ZENG Yan, QIU Xinfa, LIU Changming. Distributed modeling of evapotranspiration in the Yellow River basin[J]. Advances in Water Science, 2014, 25(5): 632-640.
Citation: ZENG Yan, QIU Xinfa, LIU Changming. Distributed modeling of evapotranspiration in the Yellow River basin[J]. Advances in Water Science, 2014, 25(5): 632-640.

Distributed modeling of evapotranspiration in the Yellow River basin

  • In the traditional models for areal evapotranspiration estimation, net radiation and its composition elements were generated by simulation of foreign empirical formulas or by interpolation of site observation data, which was one of the key reasons influencing the simulation accuracy of areal evapotranspiration. Using the developed models fitted by the meteorological observation data and the land surface albedo derived by remote sensing data, we achieved distributed modeling results of meteorological elements such as net radiation, air temperature, vapor pressure etc in the Yellow River basin.

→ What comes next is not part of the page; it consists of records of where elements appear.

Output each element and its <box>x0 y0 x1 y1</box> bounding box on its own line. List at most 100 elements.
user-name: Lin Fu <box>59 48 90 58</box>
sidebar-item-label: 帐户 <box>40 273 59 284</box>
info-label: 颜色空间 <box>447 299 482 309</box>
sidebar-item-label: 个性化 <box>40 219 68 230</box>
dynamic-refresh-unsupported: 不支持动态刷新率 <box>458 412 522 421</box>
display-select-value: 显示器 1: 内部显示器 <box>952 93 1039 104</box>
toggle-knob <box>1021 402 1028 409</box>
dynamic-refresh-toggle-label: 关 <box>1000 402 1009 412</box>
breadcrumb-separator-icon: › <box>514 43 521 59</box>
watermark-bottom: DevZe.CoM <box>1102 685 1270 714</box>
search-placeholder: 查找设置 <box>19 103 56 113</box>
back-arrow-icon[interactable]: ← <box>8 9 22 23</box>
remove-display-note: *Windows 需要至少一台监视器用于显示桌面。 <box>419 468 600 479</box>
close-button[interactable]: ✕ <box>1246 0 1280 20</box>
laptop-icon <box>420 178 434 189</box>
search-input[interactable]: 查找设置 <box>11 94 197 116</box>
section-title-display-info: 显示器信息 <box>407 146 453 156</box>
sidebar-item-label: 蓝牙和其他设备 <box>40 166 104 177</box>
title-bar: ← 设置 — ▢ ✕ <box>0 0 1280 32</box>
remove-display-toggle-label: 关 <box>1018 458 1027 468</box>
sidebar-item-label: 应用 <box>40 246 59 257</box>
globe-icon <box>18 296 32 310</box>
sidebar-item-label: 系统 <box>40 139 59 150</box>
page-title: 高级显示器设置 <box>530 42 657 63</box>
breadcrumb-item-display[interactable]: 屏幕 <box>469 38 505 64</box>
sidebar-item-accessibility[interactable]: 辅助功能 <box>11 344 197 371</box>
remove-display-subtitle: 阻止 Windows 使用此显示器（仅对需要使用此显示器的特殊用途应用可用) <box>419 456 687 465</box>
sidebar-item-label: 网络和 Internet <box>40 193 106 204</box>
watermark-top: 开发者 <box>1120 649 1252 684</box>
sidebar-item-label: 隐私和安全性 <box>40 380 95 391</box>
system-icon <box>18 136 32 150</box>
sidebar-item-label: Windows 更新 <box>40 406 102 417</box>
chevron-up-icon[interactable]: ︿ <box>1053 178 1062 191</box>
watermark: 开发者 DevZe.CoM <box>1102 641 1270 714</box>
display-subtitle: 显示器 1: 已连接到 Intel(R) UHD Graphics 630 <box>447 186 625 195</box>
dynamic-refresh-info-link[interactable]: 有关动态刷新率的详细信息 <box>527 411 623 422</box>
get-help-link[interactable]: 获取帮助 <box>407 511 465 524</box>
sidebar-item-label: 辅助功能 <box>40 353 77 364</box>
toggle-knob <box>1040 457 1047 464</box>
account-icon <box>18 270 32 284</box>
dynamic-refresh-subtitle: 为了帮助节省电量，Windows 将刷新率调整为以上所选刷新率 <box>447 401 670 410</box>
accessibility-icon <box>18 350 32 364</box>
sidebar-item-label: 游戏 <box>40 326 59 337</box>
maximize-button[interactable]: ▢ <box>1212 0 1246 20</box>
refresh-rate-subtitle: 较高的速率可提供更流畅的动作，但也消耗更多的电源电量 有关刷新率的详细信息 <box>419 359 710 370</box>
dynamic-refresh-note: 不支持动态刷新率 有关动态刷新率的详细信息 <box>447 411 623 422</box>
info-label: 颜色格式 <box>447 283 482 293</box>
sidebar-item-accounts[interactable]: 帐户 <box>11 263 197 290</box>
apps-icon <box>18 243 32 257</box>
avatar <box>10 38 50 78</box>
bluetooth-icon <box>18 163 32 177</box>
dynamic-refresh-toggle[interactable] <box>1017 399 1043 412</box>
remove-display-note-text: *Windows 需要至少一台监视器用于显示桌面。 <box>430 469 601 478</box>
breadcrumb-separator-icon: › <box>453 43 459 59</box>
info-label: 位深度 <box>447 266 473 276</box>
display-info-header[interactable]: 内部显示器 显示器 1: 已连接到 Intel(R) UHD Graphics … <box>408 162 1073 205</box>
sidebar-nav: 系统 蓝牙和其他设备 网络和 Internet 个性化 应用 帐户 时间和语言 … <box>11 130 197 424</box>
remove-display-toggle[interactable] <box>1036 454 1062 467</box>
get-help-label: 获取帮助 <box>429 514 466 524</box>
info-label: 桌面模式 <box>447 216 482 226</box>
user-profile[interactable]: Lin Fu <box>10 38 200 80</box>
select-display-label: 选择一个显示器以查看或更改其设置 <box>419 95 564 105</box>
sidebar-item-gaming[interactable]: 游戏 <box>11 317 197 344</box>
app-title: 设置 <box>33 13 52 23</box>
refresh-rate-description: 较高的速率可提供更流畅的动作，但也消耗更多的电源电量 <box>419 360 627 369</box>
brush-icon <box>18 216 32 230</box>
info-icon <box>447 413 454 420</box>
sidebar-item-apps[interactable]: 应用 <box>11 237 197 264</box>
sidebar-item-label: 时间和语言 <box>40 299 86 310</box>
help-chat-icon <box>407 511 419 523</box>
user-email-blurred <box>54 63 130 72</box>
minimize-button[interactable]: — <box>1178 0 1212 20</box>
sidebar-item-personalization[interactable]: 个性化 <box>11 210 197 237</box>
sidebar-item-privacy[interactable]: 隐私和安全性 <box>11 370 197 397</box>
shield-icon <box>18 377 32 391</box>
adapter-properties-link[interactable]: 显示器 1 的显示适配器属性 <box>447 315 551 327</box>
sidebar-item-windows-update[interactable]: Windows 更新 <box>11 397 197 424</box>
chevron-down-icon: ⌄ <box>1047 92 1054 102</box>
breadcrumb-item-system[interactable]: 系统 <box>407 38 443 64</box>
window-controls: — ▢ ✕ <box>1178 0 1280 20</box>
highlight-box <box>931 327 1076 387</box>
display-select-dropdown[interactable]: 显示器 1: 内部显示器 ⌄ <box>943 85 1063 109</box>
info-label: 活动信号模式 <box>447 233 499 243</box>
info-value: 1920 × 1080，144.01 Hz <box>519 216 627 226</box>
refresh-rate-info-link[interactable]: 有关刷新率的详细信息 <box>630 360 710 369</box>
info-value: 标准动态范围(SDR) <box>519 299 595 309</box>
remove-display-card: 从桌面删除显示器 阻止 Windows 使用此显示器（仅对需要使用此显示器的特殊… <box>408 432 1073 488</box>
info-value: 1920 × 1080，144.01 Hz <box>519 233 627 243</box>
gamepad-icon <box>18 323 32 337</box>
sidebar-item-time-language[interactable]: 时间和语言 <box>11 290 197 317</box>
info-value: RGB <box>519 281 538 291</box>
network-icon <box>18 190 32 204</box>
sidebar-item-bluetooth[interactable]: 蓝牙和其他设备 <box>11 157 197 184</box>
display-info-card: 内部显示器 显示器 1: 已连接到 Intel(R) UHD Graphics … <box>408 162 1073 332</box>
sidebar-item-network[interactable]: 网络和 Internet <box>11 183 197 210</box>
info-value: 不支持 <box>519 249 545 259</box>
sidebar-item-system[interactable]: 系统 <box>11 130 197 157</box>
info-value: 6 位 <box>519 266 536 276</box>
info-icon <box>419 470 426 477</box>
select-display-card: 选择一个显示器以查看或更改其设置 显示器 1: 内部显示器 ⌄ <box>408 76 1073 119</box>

The heterogeneity of land surface such as topography and land cover diversity was considered in these simulations. With confirmation that the complementary relationship between actual evapotranspiration and potential evapotranspiration is available on a basin-wide scale, distributed simulation of evapotranspiration in the Yellow River basin was generated by coupling the distributed modeling results of the above elements with the advection-aridity model which was founded on the complementary relationship theory. Comparison shows that the spatial distribution of the simulated annual evapotranspiration has a good consistency with the isograms which was derived by water balance and sub-region tests showed that the minimum relative error is 1.14%, the maximum is 26.80% and the whole river basin average is 1.50%. Furthermore, the simulated evapotranspiration indicts the details more fine. The integrated distributed model for areal evapotranspiration simulation was founded on the complementary relationship theory, which takes into account the feedback of regional evapotranspiration upon the near-surface layer atmosphere, and it is easy to use for only taking DEM data and conventional meteorological data as input.